Among those approaching the Center with information was a woman in a Hungarian village who lived near the garden “where three Hungarian Jews were buried after being forced to dig their own graves,” said Nazi hunter Leibish Polnauer of Israel who is the son of Hungarian Holocaust survivors. “They were killed by Hungarians who were guarding a group of refugees on their way to a concentration camp or labor camp,” he stressed, quoting the unidentified woman. “The guards were angry because a hungry Jewish girl had successfully backed for a piece of bread from another child, in exchange for her red back.”

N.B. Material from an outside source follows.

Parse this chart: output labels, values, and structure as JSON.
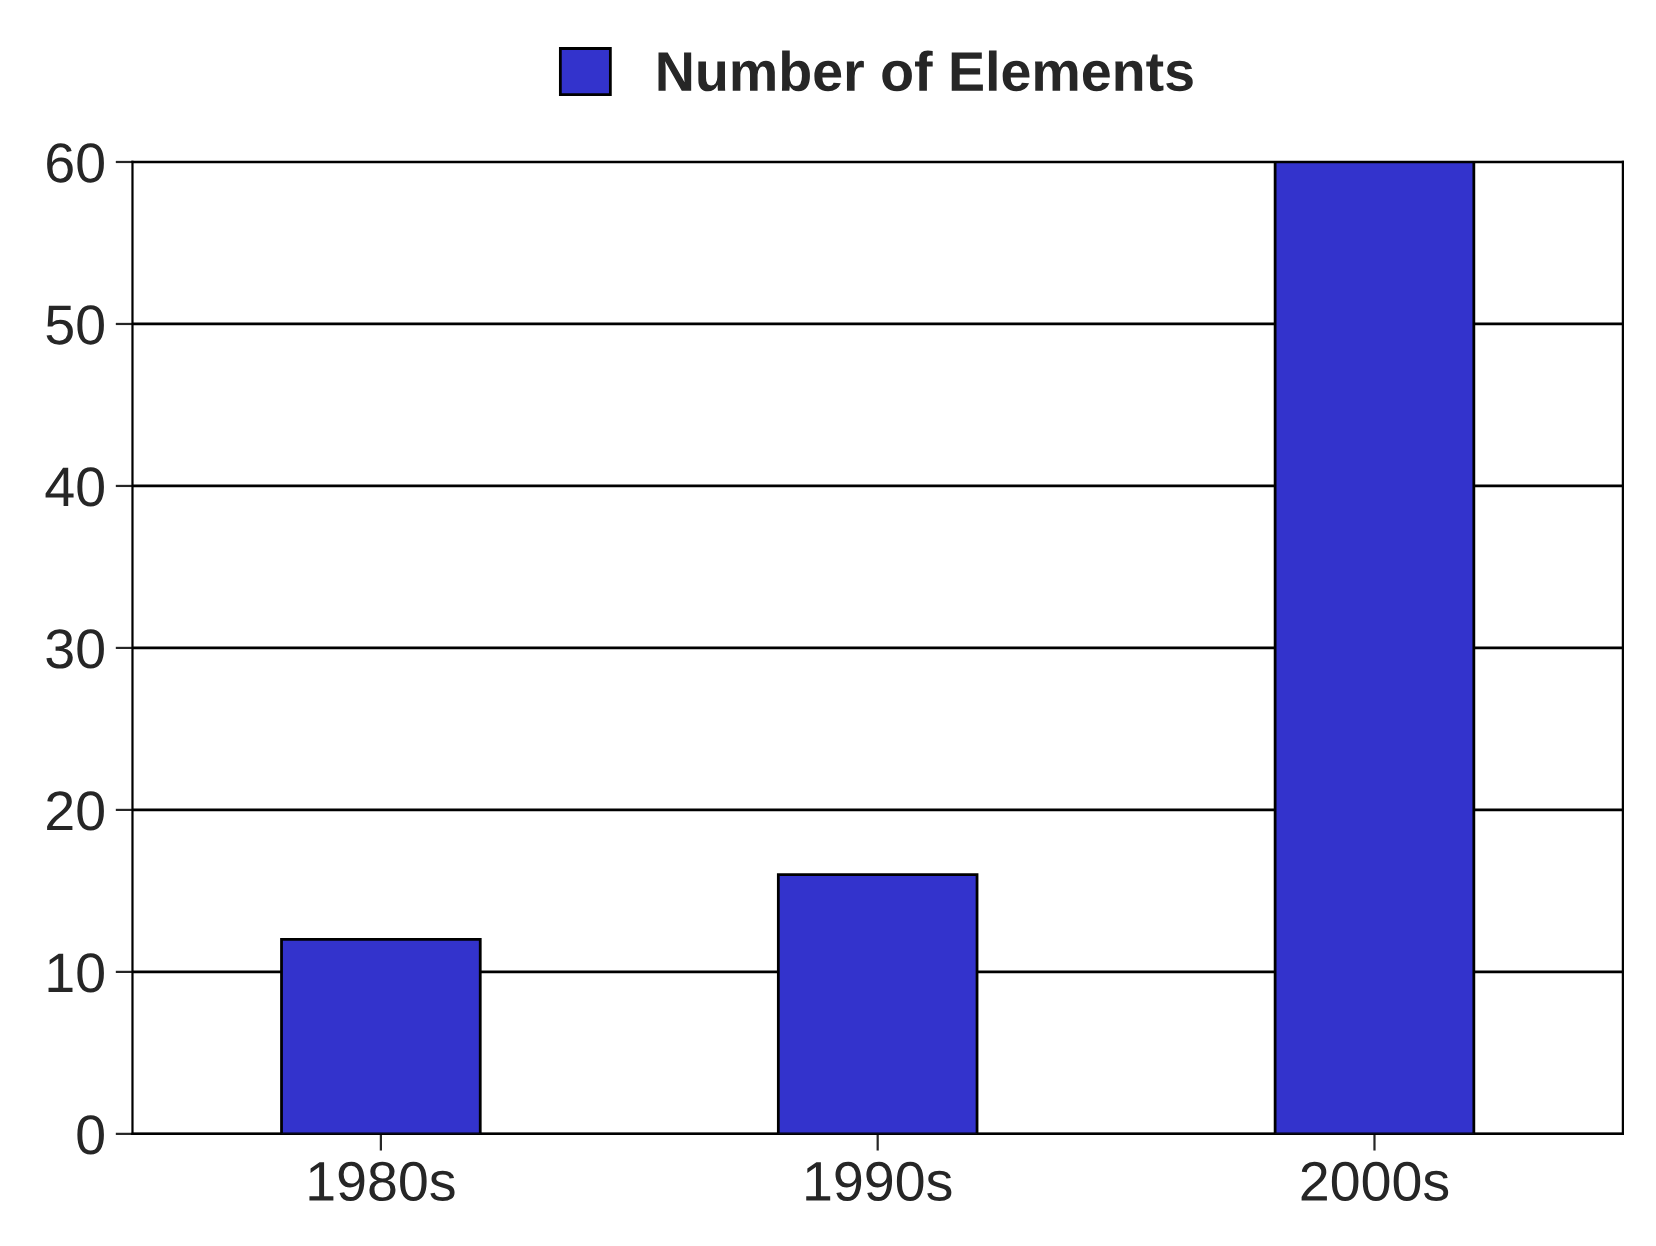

Yet the founder of the Targum Shlishi Foundation, which supports “Operation: Last Chance”, denies that searching for elderly Nazis must be seen as seeking revenge. “This is not about revenge, this is about justice”, said the soft spoken Aryeh Rubin, whose parents suffered in the Holocaust.  “It is too late for revenge,” he told BosNewsLife. “This people lived (their) lives for 60 years. They raised families.  They lived normal lives, while their victims lie as dust in the ground.”

MOVE CRITICIZED

Some historians as well as right wing commentators and politicians in Hungary have criticized the hunt for Hungarian fascists, saying it only singles out one group while for instance Communist criminals remain at large. But the Simon Wiesenthal Center says it has only a mandate to investigate war crimes, and that it encourages Hungarians to initiate similar actions against Communists.

It hopes that the prosecution of alleged war criminals in local courts, will help people to better understand their troubled history. “This comes at a crucial time, at a time when history is rewritten,” said Zuroff.

“Operation: Last Chance” is also scheduled to be launched in Argentina, where many European Nazis are believed to hide.  Germany will follow in September, while organizers also plan to launch the action in Ukraine, after elections later this year, BosNewsLife learned.